過去のホームページ時代より寄稿させていただいておりましたが、とある作品を完結させぬままに十数年すっかり忘れ、この度親方の号令により、再び参加と相成りました、todomeと申します。 主に小話を寄稿させておりますが、マンガ、ゲームにつきましても、今後ご紹介させていただこうかと思っております。どうぞお付き合いください。

 - ゲーム, いにしえゲーム回顧録

Comment

  1. galthie より:

    いにしえゲーム回顧録、充実した内容、本当にありがとうございました。
    コメントが遅れて申し訳ないです。

    ネットになかなかないなら自分がというのはモティベーションになったようですね。

    最期のゲーセンノートの話いいですね。

    ネットとはまた違ったコミュニティ、またこういったものがあるといいですよね。

    連載お疲れ様でした。
    これからもよろしくお願いします。

    • todome より:

       どうも、お疲れ様です。
       充実、というより、思い出話をだらだらフザけて書いた印象ですが、万が一楽しんでいただけたら嬉しいです。
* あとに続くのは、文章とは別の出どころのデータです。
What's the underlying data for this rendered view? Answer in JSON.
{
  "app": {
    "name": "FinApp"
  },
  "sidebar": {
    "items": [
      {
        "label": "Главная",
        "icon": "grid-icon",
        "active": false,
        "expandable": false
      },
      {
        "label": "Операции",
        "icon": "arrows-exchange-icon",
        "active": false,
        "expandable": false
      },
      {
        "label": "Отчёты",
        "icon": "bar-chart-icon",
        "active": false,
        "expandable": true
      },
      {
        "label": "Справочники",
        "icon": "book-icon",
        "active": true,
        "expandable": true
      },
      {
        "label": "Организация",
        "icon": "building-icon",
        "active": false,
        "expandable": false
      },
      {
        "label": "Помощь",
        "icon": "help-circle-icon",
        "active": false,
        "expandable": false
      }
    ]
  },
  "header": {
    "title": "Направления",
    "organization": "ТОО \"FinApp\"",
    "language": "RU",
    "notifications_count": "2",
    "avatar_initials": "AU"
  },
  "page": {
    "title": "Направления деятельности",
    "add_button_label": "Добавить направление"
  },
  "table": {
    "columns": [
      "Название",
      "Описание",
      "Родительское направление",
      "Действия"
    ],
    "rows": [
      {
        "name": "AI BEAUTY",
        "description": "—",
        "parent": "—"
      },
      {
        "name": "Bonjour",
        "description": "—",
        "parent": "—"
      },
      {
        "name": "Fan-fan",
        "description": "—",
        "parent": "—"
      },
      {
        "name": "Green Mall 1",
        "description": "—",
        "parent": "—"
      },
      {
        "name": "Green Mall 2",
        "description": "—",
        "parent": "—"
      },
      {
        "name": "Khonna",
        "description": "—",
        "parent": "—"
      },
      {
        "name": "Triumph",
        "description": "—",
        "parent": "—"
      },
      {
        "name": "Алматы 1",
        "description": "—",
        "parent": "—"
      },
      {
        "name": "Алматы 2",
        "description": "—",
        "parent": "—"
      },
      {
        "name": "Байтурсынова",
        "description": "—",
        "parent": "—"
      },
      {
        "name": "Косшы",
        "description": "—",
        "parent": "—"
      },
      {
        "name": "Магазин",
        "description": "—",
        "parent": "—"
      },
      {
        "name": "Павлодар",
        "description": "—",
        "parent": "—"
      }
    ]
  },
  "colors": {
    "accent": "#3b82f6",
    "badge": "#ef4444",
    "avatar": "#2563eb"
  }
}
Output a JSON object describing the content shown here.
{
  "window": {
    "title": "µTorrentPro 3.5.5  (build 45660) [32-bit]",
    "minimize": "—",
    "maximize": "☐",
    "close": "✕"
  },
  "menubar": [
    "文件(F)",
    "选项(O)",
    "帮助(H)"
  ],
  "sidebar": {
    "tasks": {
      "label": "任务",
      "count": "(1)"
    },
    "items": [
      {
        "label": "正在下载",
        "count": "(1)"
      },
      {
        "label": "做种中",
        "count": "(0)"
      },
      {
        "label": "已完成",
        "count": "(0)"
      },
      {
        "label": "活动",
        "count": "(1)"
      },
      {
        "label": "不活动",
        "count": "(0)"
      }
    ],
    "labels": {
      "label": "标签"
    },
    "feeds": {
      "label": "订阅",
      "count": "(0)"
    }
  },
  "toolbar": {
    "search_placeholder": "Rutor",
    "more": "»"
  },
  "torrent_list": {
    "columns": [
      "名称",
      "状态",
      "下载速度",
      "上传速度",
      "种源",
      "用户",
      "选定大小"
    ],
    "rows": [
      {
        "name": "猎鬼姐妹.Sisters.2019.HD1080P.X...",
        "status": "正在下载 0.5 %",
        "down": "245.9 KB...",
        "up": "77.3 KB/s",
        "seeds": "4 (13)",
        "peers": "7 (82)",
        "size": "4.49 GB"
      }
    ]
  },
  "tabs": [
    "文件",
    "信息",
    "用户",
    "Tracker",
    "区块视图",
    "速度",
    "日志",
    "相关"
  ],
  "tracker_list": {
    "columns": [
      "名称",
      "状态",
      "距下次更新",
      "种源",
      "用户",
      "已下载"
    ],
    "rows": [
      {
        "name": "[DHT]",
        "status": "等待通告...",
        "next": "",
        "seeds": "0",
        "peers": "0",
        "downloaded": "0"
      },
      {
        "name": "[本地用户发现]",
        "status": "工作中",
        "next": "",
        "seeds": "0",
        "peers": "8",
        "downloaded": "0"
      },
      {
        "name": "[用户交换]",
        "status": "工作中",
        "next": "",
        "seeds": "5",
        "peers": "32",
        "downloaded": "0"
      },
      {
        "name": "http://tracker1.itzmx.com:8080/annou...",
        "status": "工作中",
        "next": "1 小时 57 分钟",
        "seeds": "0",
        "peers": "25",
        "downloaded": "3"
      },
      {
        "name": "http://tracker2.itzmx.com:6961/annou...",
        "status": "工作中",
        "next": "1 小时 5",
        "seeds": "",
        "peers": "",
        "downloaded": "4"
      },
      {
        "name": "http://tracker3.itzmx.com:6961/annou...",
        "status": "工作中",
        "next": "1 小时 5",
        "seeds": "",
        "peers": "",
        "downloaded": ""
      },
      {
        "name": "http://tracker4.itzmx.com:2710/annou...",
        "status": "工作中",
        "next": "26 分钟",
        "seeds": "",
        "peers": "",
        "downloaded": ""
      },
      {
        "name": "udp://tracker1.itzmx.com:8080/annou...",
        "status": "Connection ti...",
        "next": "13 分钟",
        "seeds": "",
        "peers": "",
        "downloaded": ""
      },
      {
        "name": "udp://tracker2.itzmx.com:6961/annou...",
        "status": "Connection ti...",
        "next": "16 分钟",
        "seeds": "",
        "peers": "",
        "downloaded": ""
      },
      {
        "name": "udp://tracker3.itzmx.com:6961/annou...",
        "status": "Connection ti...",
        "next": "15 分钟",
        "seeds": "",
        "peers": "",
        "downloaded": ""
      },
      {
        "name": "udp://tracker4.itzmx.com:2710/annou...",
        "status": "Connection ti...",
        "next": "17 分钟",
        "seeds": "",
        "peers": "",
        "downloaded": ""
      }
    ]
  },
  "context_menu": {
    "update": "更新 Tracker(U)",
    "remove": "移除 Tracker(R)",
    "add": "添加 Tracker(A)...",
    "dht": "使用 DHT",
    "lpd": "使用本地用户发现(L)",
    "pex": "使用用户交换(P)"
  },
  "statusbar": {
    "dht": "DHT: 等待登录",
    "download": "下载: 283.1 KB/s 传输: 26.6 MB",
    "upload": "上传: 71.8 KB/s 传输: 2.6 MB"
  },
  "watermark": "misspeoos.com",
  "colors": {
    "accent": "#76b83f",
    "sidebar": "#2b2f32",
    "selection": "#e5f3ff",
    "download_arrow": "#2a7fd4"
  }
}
       確かに「ネットにないならオレが書く」というのは良いモチべになりましたが、実際に書いてみると、むしろ「当時のプレイ体験を紹介する」というスタイルがあまりネットの紹介記事にはないことに気付き、後半はこちらの方がモチべになりました。

       ですからゲーセンノートの話は私のゲーム体験とは切っても切り離せないため、紹介させていただきました。とかく争いの原因になりがちですが、しかし21世紀でもゲーマーをリアルに繋ぐツールであってほしいと思います。しかし「最期」て。殉職したみたいやないか。

       「いにしえゲーム回顧録」はこれで終わりますが、しかし存外ゲームコラムというのは書いてみると面白いことに気が付きましたので、忘れた頃に有名どころのゲームも紹介する新コラムを画策しておりますので、その際は勘弁してやってください。

       最後までお付き合い、ありがとうございました。